2)    Sosial ekonomi
     Tingkat kemampuan seseorang untuk memenuhi kebutuhan hidup. Semakin tinggi tingkat sosial ekonomi akan menambah tingkat pengetahuan. Pengetahuan juga dapat diperoleh melalui kenyataan (fakta) dengan melihat dan mendengar sendiri serta melalui alat-alat komunikasi misalnya dengan membaca surat kabar, mendengar radio, melihat film atau televisi dan lain sebagainya.
3)    Pendidikan
     Sesuatu yang dilakukan untuk mendapatkan nafkah (Tim penyusun kamus pembinaan dan pengembangan bahasa, 2005). Bekerja pada ibu-ibu akan mempunyai pengaruh terhadap kehidupan keluarganya termasuk aktifitasnya sehari-hari khususnya dalam pola pemberian ASI eksklusif karena dengan ibu bekerja maka pola pemberian ASI eksklusif akan berkurang.
4)    Pekerjaan
     Semakin tinggi pendidikan seseorang, semakin menerima informasi sehingga semakin banyak pengetahuan yang dimiliki, sebaliknya pendidikan yang kurang akan menghambat perkembangan sikap seseorang terhadap nilai-nilai baru (Nursalam, 2000). Dari pernyataan tersebut maka ibu yang mempunyai bayi dengan latar belakang pendidikan yang tinggi akan lebih mudah memperoleh dan mengingat informasi yang diberikan tentang inisiasi menyusu dini dan pola pemberian ASI eksklusif.

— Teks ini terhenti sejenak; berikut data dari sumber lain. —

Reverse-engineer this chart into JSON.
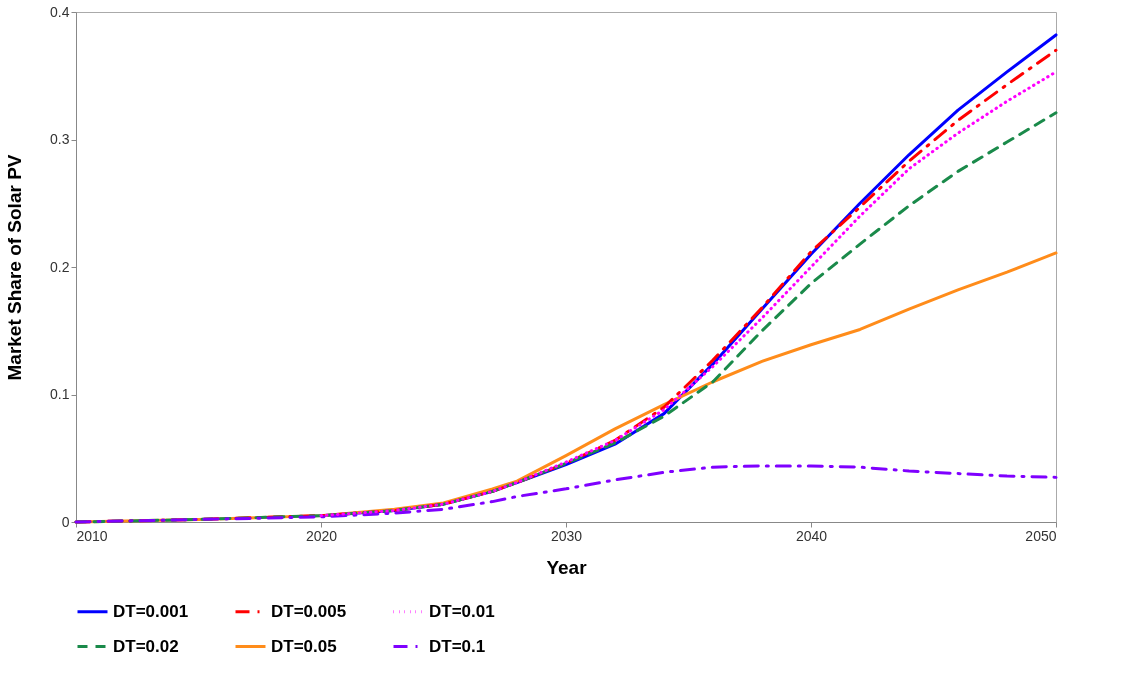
{
  "chart_data": {
    "type": "line",
    "xlabel": "Year",
    "ylabel": "Market Share of Solar PV",
    "x": [
      2010,
      2015,
      2020,
      2023,
      2025,
      2027,
      2028,
      2030,
      2032,
      2034,
      2036,
      2038,
      2040,
      2042,
      2044,
      2046,
      2048,
      2050
    ],
    "xlim": [
      2010,
      2050
    ],
    "xticks": [
      2010,
      2020,
      2030,
      2040,
      2050
    ],
    "ylim": [
      0,
      0.4
    ],
    "yticks": [
      0,
      0.1,
      0.2,
      0.3,
      0.4
    ],
    "grid": false,
    "legend": "bottom",
    "marker": "none",
    "series": [
      {
        "name": "DT=0.001",
        "color": "#0000ff",
        "line_style": "solid",
        "values": [
          null,
          null,
          0.005,
          0.009,
          0.014,
          0.024,
          0.031,
          0.045,
          0.061,
          0.085,
          0.124,
          0.167,
          0.21,
          0.25,
          0.288,
          0.323,
          0.353,
          0.382
        ]
      },
      {
        "name": "DT=0.005",
        "color": "#ff0000",
        "line_style": "dashdot",
        "values": [
          0,
          0.002,
          0.005,
          0.009,
          0.014,
          0.024,
          0.031,
          0.046,
          0.064,
          0.09,
          0.127,
          0.168,
          0.212,
          0.247,
          0.283,
          0.315,
          0.343,
          0.37
        ]
      },
      {
        "name": "DT=0.01",
        "color": "#ff00ff",
        "line_style": "dotted",
        "values": [
          null,
          null,
          0.005,
          0.009,
          0.014,
          0.024,
          0.031,
          0.047,
          0.064,
          0.088,
          0.122,
          0.16,
          0.2,
          0.24,
          0.277,
          0.305,
          0.33,
          0.353
        ]
      },
      {
        "name": "DT=0.02",
        "color": "#1a8a4a",
        "line_style": "dashed",
        "values": [
          0,
          0.002,
          0.005,
          0.009,
          0.014,
          0.024,
          0.031,
          0.046,
          0.062,
          0.083,
          0.11,
          0.15,
          0.187,
          0.218,
          0.248,
          0.275,
          0.298,
          0.321
        ]
      },
      {
        "name": "DT=0.05",
        "color": "#ff8c1a",
        "line_style": "solid",
        "values": [
          0,
          0.002,
          0.005,
          0.01,
          0.015,
          0.026,
          0.032,
          0.052,
          0.073,
          0.092,
          0.11,
          0.126,
          0.139,
          0.151,
          0.167,
          0.182,
          0.196,
          0.211
        ]
      },
      {
        "name": "DT=0.1",
        "color": "#7f00ff",
        "line_style": "dashdot",
        "values": [
          0,
          0.002,
          0.004,
          0.007,
          0.01,
          0.016,
          0.02,
          0.026,
          0.033,
          0.039,
          0.043,
          0.044,
          0.044,
          0.043,
          0.04,
          0.038,
          0.036,
          0.035
        ]
      }
    ]
  }
}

i.        Tingkat pengetahuan Ibu tentang inisiasi menyusu dini
Tingkat pengetahuan ibu tentang inisiasi menyusu dini adalah kemampuan seseorang untuk mengingat, menjelaskan, menggunakan materi yang telah dipelajari pada situasi yang sebenarnya, mampu untuk menyebarkan materi, meletakkan dan melakukan justifikasi atau penelitian terhadap suatu materi atau obyek mengenai proses bayi menyusu segera setelah dilahirkan, dimana bayi dibiarkan dan bayi dibiarkan mencari puting susu ibunya sendiri dan bayi dibiarkan kontak kulit antara bayi dan kulit ibunya setidaknya selama satu jam segera setelah lahir.